There are some important caveats to note:

  1. This script is over-zealous; it may report that a key is in use multiple times (e.g., host encryption keys shared by multiple hosts, or VM encryption keys shared by the disks of a VM).
  2. Your vCenter may be connected to multiple key key providers. Before deleting any keys, take care that you identify which keys are in use for each key provider.
  3. You may have multiple vCenters connected to the same key provider. Before deleting any keys, take care to collect inventory across all vCenters and any other clients connected to each key provider.
  4. As noted above, you may have VM backups or other resources that are still dependent on an encryption key, even after that resource has been deleted. Before deleting any keys, take care to ensure you have identified which keys may still be in use for your backups.
  5. This script does not address the case of environments using VMware vSphere Trust Authority (vTA).
  6. Importantly, this script does not address the case of “first-class disks,” or what VMware Cloud Director calls “named disks.”

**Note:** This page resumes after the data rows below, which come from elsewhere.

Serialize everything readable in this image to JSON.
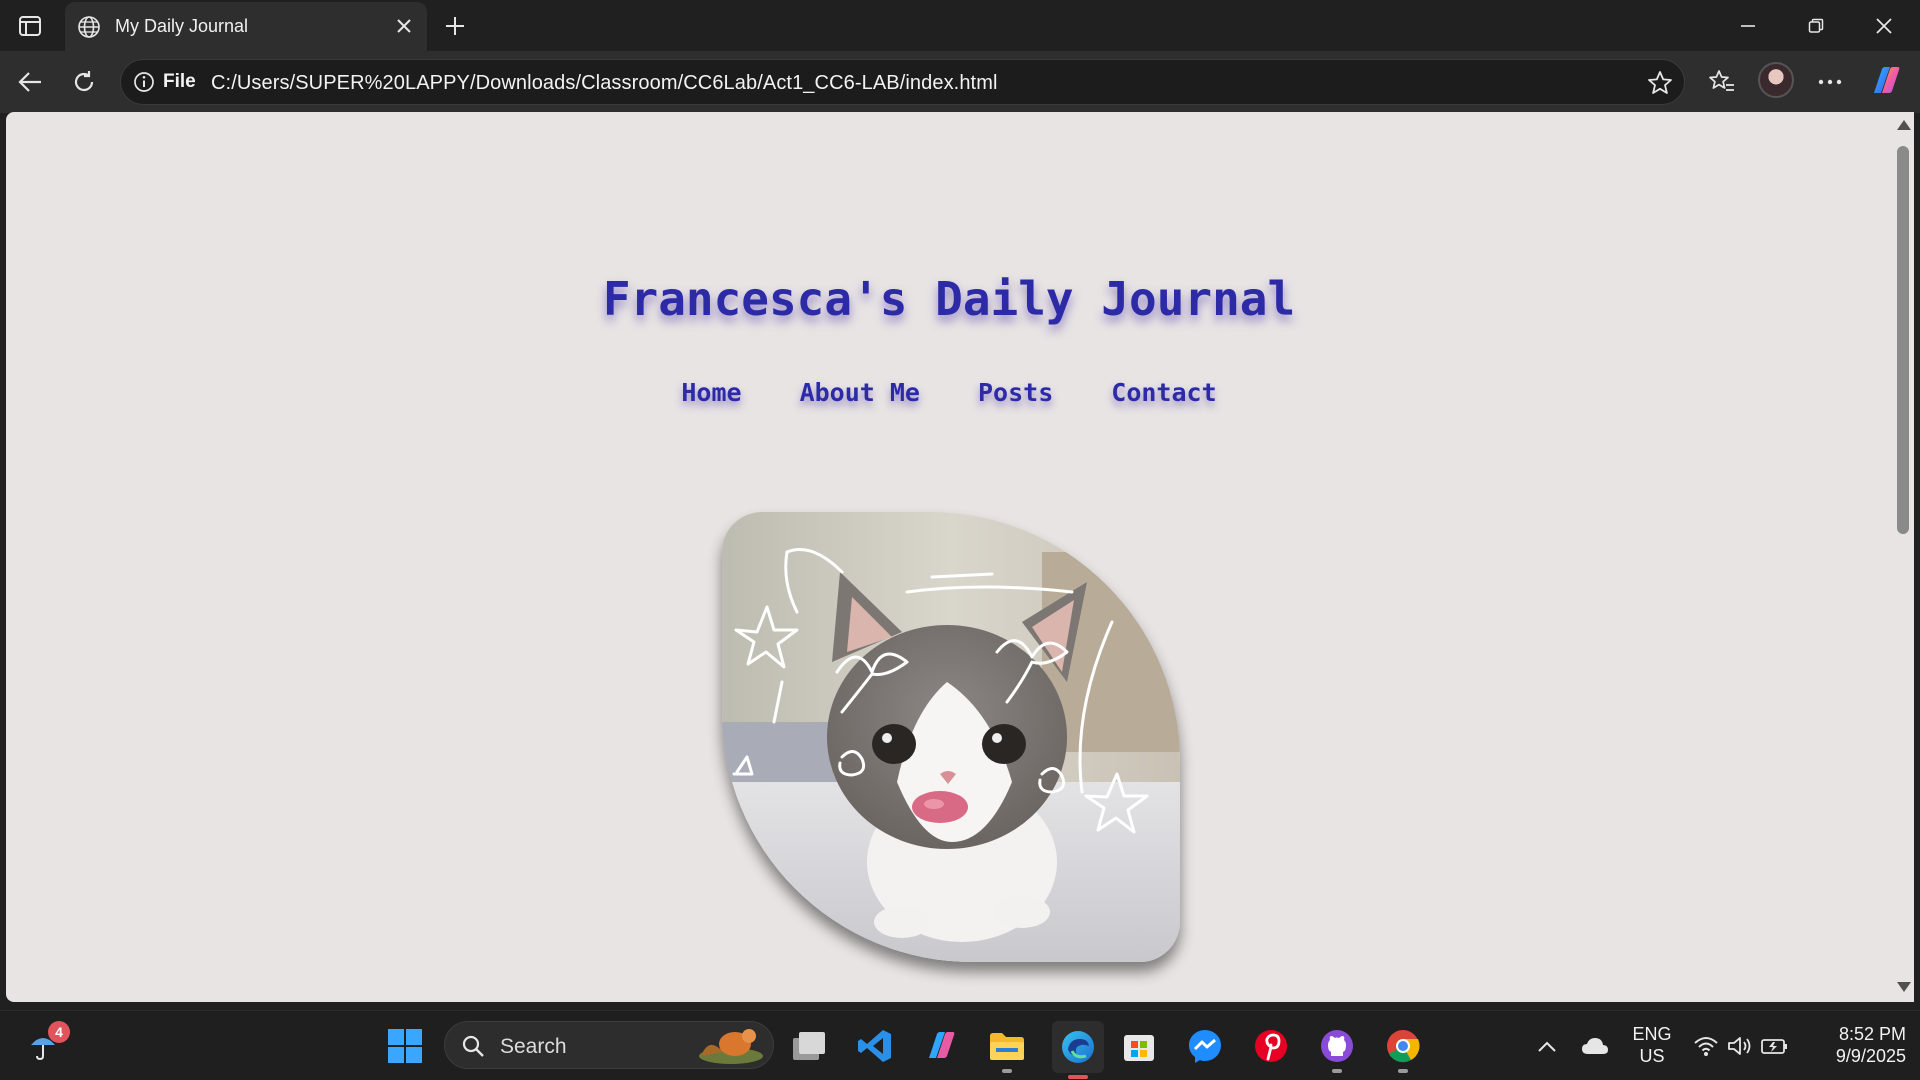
{
  "browser": {
    "tab_title": "My Daily Journal",
    "address_scheme_label": "File",
    "url": "C:/Users/SUPER%20LAPPY/Downloads/Classroom/CC6Lab/Act1_CC6-LAB/index.html"
  },
  "page": {
    "title": "Francesca's Daily Journal",
    "nav": [
      "Home",
      "About Me",
      "Posts",
      "Contact"
    ],
    "image_subject": "cat-photo",
    "title_color": "#2d2aa8",
    "background_color": "#e8e4e4"
  },
  "taskbar": {
    "search_label": "Search",
    "weather_badge_count": "4",
    "language_line1": "ENG",
    "language_line2": "US",
    "time": "8:52 PM",
    "date": "9/9/2025"
  }
}
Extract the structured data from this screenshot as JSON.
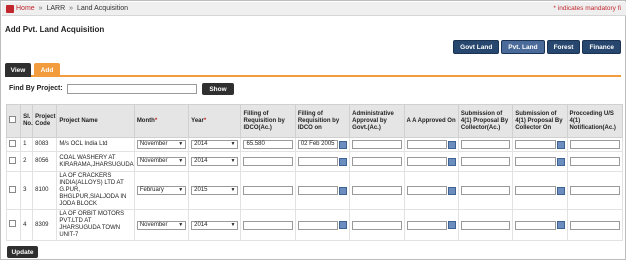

Converting from VUM to vLCM

IBM Cloud vCenter Server (VCS) instances are currently deployed with VUM baselines enabled. After customizing my VCS environment, here is how I switched to vLCM images:

  1. Depending on the vSphere version, it is possible that the drivers provided by the default image may not be at the version level you need. Consult the VMware HCL for your ESXi version and hardware, and identify the driver version you need. Typically for 10GbE you you need i40en, for 25GbE you need icen, and for RAID controller you need lsi_mr3.
  2. Locate the needed driver version for your vSphere release at VMware Customer Connect or work with IBM Cloud support to obtain it. Download the ZIP file and expand the ZIP file to locate the ZIP file inside.
  3. In vCenter, navigate in the main menu to Lifecycle Manager. Select Actions | Import Updates and upload the ZIP file(s) you obtained in step 2 above.
  4. Navigate to vCenter inventory, select your cluster, and select Updates | Image. Then click Setup Image Manually.
  5. In Step 1, choose the vSphere version you desire for your image. Display the details for Components and click Add Components. Change the filter to show “Independent Components and Vendor Addon Components,” then review the drivers you identified earlier in steps 1-2. If the default version differs from the one you need, add it to your image. For your convenience you may want to include vmware-storcli. Then save the image you defined.
  6. In Step 2, after the compliance check completes, review the compliance of each of your hosts and resolve any issues.
  7. Click Finish Image Setup and confirm.
  8. At this point you can remediate your cluster to the new image!